HCR Law Events

23 July 2021

I’m involved in a dispute which I want to resolve. Where do I start?

Disputes have a nasty habit of cropping up when you least expect them or have no time to deal with them. The way the parties conduct themselves at the start can have a huge impact on how easy the dispute is to resolve, and so those first steps can be critical.

It can be difficult if feelings are running high and time and cash are in short supply, but when it looks as if things are taking a turn for the worse, that is precisely the time you should be taking a cold, hard look at your contract. Acting rashly or taking extreme steps can seriously undermine you, putting you at odds with the contractual position and making your position far worse.

Of course, there isn’t always a contract in play (we will look at this scenario on another occasion) but if you do have some form of contract, the following should give you a good starting point.


Are you happy your contract includes all of your terms?

If there is an “Entire Agreement” clause there is a presumption that it does, but other communications/documents (conversations, emails, quotes etc) can potentially create other terms which bind the parties.


Are there competing terms?

Sometimes you will assume that your contract applies but, when a dispute breaks out, the other party argues that it was in fact their own terms which applied. One example might be when Party A’s terms are sent out at the outset, but Party B has their own standard terms printed on the back of their purchase orders. These cases can be tricky to navigate and you are likely to need advice to find the best way through.


Can you identify a breach of the terms?

Something like a failure to deliver the goods identified in a contract may well be relatively straightforward, but disputes are rarely clear cut. You need to work out what the breach is and how important it is.

Does it undermine the whole point of the contract, for instance? Also look at other factors, such as the reason for the failure, which might impact on the seriousness of any breach. Perhaps you didn’t do something you should have done when you ordered the goods, or perhaps the failure to deliver the goods is due to something outside of the control of one of the parties? There are endless possible scenarios here and each presents its own challenges. Some breaches are more difficult to pin-point, such as a failure to provide services in keeping with a general duty outlined in the contract.

So, now you have identified your terms and pin-pointed what has gone wrong. What can you do about it? There are a few key issues to consider here and again your contract is going to be your starting point.

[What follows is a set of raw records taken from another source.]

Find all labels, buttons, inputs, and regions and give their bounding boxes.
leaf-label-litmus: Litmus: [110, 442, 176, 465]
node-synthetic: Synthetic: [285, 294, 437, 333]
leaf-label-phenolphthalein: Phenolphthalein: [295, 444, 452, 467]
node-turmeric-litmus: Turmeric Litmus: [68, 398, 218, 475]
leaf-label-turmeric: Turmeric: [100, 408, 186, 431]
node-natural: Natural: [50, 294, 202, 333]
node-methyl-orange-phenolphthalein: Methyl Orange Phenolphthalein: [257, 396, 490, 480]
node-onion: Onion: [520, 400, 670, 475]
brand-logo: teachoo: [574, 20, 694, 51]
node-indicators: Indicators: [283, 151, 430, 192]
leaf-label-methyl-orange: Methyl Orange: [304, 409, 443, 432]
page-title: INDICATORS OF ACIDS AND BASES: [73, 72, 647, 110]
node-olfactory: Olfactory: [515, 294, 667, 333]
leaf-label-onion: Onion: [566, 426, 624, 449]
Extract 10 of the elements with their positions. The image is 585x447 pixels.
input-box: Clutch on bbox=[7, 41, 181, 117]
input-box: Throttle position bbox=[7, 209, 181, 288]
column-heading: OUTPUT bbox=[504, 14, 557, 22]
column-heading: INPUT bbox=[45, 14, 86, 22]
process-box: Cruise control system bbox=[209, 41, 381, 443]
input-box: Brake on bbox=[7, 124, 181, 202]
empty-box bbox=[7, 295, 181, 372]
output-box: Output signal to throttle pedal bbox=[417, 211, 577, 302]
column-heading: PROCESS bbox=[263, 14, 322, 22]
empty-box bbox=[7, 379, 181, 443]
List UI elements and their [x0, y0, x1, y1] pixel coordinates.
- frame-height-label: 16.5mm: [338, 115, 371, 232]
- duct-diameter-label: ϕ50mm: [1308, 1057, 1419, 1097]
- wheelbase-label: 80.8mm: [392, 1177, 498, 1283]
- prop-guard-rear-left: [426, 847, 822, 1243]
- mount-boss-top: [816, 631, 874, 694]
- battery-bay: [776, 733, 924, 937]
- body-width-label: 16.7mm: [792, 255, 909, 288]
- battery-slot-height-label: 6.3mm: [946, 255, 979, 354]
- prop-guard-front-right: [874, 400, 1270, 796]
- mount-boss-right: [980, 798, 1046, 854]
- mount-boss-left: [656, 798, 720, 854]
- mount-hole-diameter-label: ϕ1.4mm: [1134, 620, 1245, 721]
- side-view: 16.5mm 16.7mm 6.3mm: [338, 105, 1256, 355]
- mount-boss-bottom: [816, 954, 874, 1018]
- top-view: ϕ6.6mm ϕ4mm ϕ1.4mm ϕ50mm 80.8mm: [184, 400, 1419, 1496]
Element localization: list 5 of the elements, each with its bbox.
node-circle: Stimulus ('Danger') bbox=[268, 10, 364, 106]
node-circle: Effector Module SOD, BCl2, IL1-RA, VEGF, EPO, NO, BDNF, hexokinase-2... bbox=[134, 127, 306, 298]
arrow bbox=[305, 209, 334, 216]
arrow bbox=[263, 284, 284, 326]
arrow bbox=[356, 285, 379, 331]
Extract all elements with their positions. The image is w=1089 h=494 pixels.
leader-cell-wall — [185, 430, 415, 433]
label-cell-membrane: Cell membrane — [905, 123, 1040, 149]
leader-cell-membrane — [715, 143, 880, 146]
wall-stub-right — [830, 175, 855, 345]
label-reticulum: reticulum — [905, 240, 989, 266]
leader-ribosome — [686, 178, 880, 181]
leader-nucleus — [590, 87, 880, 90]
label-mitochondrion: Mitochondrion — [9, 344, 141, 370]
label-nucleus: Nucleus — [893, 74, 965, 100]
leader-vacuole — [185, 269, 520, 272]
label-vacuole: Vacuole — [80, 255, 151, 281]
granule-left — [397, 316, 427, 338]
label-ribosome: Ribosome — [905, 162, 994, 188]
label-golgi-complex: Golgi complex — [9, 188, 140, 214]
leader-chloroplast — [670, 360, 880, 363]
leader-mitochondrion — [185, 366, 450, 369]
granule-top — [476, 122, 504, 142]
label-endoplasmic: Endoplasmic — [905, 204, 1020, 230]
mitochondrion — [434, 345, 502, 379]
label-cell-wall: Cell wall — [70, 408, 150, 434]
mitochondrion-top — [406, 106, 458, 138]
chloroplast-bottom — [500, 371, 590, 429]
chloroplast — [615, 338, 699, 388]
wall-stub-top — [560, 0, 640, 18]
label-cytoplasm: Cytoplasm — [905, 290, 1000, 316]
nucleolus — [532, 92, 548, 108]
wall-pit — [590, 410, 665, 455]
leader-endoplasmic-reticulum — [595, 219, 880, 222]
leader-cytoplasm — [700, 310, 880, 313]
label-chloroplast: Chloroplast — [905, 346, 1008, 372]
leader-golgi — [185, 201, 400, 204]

Does your contract set out what your remedy is?

The remedy you have often depends on how serious the breach is. There are numerous possibilities, but your remedies might include a requirement to allow the party in the wrong a period of time to put things right or perhaps a right to reject goods which have been delivered. At the other end of the spectrum, one party might have a right to terminate the contract.


Is there a “Dispute Resolution” clause?

Threatening to sue isn’t always the answer. Your contract may set out a procedure which needs to be followed first. Usually that procedure would start with a meeting of party representatives followed, if necessary, by some form of escalation process.

If it exists, check whether that procedure is mandatory (“…the parties will/shall…”) or discretionary (“…the parties may…”). Also check whether any provision is made for mediation or arbitration (and again, whether that is mandatory) and whether the right to pursue formal legal proceedings is put on hold pending the outcome of the dispute resolution process. These factors all impact on the practical steps you have to put in place, and the purpose (and tone) of any exchanges you may have with the other party in these early stages.


Might there be a negotiated outcome?

In most cases this will be the best outcome for everyone, and it is certainly something you should consider at the outset, but do watch for pitfalls at this point:

  • Make it clear in any discussions that you aren’t waiving any rights you have under the contract (assuming you have helpful rights in the first place!)
  • On the point of waiving rights, there just may be a “non-waiver” clause in the contract. If so, there is a presumption that, even if commercial discussions take place, the party to which the clause relates (often both parties, in fact) can still look to enforce its rights under the contract at a future date. Any such right needs to be tied off in discussions,
  • Consider whether you need to have “without prejudice” discussions or correspondence. That is often helpful where the parties are genuinely trying to resolve a dispute, and essentially means that the content of those discussions has to remain confidential between the parties (at least for now).
  • If the negotiated outcome means a change in contractual terms as a one-off, that change needs to be recorded. In fact, if you have a “non-variation” clause in your contract it is vital that any change in terms is documented and signed by both parties. Otherwise it may not be binding.
  • If the negotiated outcome leads to a permanent change in terms, consider whether you need a document which will record the changes (as above) or a whole new contract. Disputes where the nature of goods/services provided has changed very substantially over time, but the terms haven’t been updated can be very difficult to resolve at a later point.

If all else fails, early advice will help you sense-check your position and may help you to identify an argument or approach you’ve not tried. It will also often make the first steps towards resolution of the dispute smoother.